Das Finanzamt erließ im Hinblick auf den Verkauf der Anteile einen Bescheid gegen die C-Bank auf der Grundlage des § 1 Abs. 3 Nrn. 1 und 2 GrEStG (Anteilsvereinigung). In der Anteilsübertragung sah das Finanzamt einen weiteren grunderwerbsteuerbaren Vorgang nach § 1 Abs. 3 Nrn. 1 und 2 GrEStG und erließ einen Bescheid gegenüber der Klägerin; die A-Bank war als Veräußerin genannt. Im Einspruchsverfahren der Klägerin stützte das Finanzamt seinen Bescheid nunmehr auf § 1 Abs. 3 Nr. 3 GrEStG (schuldrechtliche Anteilsübertragung) mit der C-Bank als Veräußerin. Einspruch und Klage hatten keinen Erfolg; das Finanzgericht (FG Köln, Urteil vom 26.3.2014, 5 K 235/11, Haufe-Index 7016731, EFG 2014, 1501) wollte den Bescheid freilich auf § 1 Abs. 3 Nr. 4 GrEStG (dingliche Anteilsübertragung) gestützt sehen.
Entscheidung
Der Bundesfinanzhof hat der Klägerin recht gegeben.
- Keine Steuerbarkeit der Änderungsvereinbarung
Der Eintritt der Klägerin in den zwischen der A-Bank und der C-Bank geschlossenen Anteilskaufvertrag unterliegt nicht der Grunderwerbsteuer. § 1 Abs. 3 Nr. 3 GrEStG erfasst nur die Begründung eines Anspruchs auf Übertragung der Anteile an einer Gesellschaft, nicht aber die Abtretung eines bereits bestehenden Übertragungsanspruchs oder die Verpflichtung dazu. Derartige "Zwischengeschäfte" werden nicht erfasst. Eine entsprechende Anwendung des § 1 Abs. 1 Nrn. 5 bis 7 GrEStG – der z.B. die Fälle der Abtretung beim Grundstückskaufvertrag erfasst – auf die Fälle des § 1 Abs. 3 Nr. 3 GrEStG ist nicht zulässig; dies verstieße gegen das Verbot der Ausweitung belastender Besteuerungstatbestände.

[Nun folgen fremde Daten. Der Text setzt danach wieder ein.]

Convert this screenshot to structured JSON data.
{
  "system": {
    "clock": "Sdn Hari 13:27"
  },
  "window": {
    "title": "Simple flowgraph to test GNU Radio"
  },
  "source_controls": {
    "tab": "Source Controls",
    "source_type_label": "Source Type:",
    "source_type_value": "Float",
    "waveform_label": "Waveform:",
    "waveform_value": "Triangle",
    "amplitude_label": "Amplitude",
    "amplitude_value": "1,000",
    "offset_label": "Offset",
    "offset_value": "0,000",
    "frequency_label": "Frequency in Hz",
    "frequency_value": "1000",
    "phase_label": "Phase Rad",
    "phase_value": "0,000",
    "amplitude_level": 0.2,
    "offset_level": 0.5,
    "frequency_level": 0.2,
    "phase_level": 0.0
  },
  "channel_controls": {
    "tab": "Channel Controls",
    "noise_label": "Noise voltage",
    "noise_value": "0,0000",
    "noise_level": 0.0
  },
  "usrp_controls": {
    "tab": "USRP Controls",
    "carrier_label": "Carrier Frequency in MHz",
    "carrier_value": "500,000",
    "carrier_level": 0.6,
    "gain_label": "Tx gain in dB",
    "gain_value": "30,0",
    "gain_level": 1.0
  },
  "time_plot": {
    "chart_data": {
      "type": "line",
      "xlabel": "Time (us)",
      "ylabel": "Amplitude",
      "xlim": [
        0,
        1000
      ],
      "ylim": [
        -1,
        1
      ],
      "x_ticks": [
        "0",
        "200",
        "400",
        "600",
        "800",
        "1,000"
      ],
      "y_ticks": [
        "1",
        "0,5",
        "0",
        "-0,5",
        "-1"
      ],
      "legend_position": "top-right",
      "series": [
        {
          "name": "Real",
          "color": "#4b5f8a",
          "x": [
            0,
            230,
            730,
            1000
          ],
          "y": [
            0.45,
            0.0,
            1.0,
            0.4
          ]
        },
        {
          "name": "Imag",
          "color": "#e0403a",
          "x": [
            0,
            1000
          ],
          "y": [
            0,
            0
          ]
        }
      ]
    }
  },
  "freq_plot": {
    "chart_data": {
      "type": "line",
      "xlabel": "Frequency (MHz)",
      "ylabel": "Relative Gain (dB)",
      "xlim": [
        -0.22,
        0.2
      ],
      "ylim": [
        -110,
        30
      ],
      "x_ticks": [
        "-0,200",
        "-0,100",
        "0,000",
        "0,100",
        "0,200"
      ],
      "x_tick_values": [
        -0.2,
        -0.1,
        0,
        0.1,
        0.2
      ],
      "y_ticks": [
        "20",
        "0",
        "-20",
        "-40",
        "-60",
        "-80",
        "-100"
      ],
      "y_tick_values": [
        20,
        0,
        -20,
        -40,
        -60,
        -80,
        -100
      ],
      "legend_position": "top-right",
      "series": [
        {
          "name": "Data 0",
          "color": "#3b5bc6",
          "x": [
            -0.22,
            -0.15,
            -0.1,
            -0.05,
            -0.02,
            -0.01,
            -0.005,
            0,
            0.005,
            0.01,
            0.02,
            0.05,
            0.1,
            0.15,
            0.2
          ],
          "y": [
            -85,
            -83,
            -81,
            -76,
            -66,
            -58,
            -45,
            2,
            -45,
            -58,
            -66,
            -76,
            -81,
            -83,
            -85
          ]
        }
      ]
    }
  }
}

- Keine Ersetzung des Steuergegenstandes durch das Finanzgericht
Das Finanzgericht durfte den Erwerbsvorgang, für den die Besteuerung erfolgte (§ 1 Abs. 3 Nr. 3 GrEStG), nicht durch einen Erwerbsvorgang (§ 1 Abs. 3 Nr. 4 GrEStG) ersetzen, an dem ein anderer Veräußerer beteiligt war: Im Streitfall hat das Finanzamt in der Einspruchsentscheidung verbindliche Feststellungen über den Steuergegenstand, nämlich den Anteilserwerb der Klägerin von der C-Bank, getroffen. Das Finanzgericht durfte weder den Steuergegenstand noch die Veräußerin austauschen.
- Keine Steuerbarkeit der Anteilsübertragung
Die Übertragung der Anteile an der B-AG auf die Klägerin ist entgegen der Ansicht des Finanzgerichtes auch nicht nach § 1 Abs. 3 Nr. 4 GrEStG steuerbar. Denn der Übertragung ist ein Rechtsgeschäft vorausgegangen, das seinerseits nach § 1 Abs. 3 Nr. 3 GrEStG der Grunderwerbsteuer unterliegt. Aufgrund des Kaufvertrags ist ein Anspruch der C-Bank gegen die A-Bank auf Übertragung der Anteile an der B-AG begründet worden. Damit waren die Grundstücke der B-AG grunderwerbsteuerrechtlich der C-Bank und nicht mehr der A-Bank zuzurechnen. Dies schließt eine erneute fiktive Veräußerung derselben Grundstücke durch die A-Bank nach § 1 Abs. 3 Nr. 4 GrEStG aus.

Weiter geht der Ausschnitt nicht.